Published by Antoinette Siu on 14 Jun 2012 at 10:00 am
For three decades, oil operations in the Ecuadorian Amazon put 18 billion gallons of toxic wastewater into the rainforest. Nearby communities were poisoned, fish and animals disappeared, forests were cut down. Now, the Ecuadorian government wants to drill for oil in the pristine Yasuní National Park.
Despite being one of the most biodiverse places on earth and home to several indigenous tribes, Yasuní could suffer the same tragic fate. You can help. It starts with raising awareness. Grab your smartphone and download Age of Yasuní, a new smartphone video game that lets you play as a local indigenous leader protecting his or her land from oil development.
You’ll use poison blow darts to ward off oil workers and protect the lush tropical forests of Yasuní. You’ll travel to the tributaries of the Niger Delta and the snows of the Alaska to save other threatened regions.

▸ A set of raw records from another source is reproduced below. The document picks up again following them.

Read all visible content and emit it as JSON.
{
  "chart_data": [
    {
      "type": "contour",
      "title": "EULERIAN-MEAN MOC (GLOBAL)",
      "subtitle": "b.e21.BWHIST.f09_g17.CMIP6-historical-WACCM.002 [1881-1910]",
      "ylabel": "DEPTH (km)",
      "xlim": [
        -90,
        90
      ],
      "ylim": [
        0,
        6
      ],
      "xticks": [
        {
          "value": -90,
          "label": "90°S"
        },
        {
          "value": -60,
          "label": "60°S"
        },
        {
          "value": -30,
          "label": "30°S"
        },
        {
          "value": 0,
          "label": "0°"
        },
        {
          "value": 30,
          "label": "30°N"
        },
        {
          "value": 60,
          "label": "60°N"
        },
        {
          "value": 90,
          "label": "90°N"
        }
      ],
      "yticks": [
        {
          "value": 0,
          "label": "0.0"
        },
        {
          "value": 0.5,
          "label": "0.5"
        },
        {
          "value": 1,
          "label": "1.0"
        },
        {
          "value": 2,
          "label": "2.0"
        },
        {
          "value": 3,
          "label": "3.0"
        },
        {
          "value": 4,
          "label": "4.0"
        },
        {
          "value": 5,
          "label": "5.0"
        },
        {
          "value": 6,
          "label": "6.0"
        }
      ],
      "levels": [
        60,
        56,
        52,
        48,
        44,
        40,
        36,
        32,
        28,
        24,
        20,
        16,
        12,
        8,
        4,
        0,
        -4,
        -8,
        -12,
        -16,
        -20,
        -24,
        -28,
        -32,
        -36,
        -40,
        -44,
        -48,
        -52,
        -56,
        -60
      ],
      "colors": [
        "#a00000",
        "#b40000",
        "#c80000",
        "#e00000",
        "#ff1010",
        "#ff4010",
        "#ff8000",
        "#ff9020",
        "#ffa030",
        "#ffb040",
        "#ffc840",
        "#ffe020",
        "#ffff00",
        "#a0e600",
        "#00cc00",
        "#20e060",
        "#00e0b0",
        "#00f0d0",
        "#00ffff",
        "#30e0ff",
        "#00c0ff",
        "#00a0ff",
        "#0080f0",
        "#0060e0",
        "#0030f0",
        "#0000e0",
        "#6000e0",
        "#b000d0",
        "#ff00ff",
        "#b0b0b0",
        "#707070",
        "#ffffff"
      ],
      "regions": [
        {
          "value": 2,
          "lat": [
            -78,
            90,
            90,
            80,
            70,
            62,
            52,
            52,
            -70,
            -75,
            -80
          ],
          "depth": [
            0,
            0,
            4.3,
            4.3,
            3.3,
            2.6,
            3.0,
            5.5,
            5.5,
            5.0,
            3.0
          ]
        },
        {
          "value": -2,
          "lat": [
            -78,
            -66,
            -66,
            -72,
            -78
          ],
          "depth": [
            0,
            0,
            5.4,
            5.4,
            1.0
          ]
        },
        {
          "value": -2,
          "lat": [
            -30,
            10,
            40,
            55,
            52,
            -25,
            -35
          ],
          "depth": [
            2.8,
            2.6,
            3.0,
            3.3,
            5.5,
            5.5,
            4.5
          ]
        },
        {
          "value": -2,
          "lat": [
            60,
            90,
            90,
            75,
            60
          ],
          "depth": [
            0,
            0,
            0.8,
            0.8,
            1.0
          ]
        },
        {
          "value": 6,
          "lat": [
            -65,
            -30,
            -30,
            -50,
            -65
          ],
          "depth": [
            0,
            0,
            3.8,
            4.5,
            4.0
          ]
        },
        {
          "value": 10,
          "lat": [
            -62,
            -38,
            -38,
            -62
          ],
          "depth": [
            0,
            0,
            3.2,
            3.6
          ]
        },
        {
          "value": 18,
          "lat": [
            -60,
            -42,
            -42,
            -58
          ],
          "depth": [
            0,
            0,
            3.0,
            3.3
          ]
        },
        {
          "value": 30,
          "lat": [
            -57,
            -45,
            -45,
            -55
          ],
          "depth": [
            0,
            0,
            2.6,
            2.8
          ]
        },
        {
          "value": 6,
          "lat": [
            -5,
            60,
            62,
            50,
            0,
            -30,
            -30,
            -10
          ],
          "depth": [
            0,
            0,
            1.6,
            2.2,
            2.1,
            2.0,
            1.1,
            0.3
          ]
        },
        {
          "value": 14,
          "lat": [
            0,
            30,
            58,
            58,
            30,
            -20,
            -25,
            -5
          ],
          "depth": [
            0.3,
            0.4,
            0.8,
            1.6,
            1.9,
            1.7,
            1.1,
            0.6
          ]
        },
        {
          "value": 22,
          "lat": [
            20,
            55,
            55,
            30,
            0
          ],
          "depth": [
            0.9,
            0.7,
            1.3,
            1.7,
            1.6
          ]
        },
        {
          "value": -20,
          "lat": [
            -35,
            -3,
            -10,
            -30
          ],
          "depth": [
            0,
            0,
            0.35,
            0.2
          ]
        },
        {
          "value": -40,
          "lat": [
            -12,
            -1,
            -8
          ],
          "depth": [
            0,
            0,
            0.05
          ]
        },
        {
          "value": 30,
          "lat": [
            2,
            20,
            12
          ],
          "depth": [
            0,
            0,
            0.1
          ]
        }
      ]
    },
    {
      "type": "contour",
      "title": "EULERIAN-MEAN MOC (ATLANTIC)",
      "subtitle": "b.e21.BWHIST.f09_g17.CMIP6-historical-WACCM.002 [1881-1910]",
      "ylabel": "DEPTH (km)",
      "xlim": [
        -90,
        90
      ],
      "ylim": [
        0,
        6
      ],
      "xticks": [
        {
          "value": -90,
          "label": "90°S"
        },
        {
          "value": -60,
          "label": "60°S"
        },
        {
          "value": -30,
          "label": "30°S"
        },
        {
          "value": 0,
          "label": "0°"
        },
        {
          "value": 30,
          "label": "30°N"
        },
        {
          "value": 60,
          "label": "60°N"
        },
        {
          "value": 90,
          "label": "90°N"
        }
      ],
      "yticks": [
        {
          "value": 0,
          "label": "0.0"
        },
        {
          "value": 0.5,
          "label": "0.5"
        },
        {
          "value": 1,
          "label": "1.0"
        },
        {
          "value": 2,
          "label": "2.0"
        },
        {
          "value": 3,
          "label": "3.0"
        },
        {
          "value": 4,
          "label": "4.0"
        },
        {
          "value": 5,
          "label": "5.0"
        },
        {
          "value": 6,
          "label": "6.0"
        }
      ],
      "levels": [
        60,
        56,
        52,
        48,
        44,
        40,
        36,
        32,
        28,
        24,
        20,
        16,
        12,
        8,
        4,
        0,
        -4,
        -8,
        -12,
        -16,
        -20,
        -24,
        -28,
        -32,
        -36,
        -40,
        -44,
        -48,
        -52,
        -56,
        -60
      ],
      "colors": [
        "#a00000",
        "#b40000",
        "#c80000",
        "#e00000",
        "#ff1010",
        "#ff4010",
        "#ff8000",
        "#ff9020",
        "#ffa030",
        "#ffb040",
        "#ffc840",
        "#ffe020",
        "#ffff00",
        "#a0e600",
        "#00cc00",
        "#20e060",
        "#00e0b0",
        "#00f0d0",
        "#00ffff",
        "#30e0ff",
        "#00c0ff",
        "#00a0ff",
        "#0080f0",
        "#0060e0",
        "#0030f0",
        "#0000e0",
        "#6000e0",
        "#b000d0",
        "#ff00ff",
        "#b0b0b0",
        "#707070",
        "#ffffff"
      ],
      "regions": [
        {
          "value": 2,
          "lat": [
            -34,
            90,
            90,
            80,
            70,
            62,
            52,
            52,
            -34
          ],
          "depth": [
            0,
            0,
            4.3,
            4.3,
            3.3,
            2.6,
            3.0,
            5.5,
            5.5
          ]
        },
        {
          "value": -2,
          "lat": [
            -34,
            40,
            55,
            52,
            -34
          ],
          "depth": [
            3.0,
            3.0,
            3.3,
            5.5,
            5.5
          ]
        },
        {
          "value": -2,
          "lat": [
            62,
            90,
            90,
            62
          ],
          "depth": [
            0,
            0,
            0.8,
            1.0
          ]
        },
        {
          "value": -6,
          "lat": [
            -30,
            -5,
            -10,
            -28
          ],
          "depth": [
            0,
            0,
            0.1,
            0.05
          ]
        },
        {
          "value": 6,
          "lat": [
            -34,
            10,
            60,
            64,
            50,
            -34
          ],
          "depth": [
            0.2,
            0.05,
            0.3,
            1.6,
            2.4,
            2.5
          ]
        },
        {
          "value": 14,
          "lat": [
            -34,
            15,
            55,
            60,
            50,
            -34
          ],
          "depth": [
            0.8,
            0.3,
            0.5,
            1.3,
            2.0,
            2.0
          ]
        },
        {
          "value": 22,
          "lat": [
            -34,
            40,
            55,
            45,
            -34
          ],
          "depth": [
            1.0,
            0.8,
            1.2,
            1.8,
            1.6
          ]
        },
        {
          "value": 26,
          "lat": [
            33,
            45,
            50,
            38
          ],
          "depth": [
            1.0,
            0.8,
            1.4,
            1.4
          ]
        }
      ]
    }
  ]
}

Download the app for $0.99, and the proceeds go to a small grants fund for communities fighting to keep oil and gas development off their lands. Tell your friends, your family, and your social networks. You can rally support for Yasuní andother oil-affected places.
About Age of Yasuní
Age of Yasuní is a new smartphone video game available for iPhone/iPod on the Appstore and for Android devices on Google Play. It is available in five languages and suitable for all ages. There’s a shorter free version and the full paid version ($0.99). Proceeds from the sale of the game go to a small grants fund, administered by Global Greengrants Fund, that supports campaigns and community-led efforts around the world to keep oil and gas development off of local lands.
About Yasuní National Park and proposed oil development
A single hectare of Ecuador’s Yasuní rainforest has more native tree species than all of North America. It is one of the most biodiverse places on earth. Yasuní is home to the Huaorani people and two of the last remaining uncontacted tribes.
Today, this rich natural and cultural diversity are under threat. Oil companies want to drill for oil in Yasuní. As it has throughout the Amazon, oil development will pollute rivers and soil, kill off rare tree and animal species, and endanger the health of local communities who survive from the land.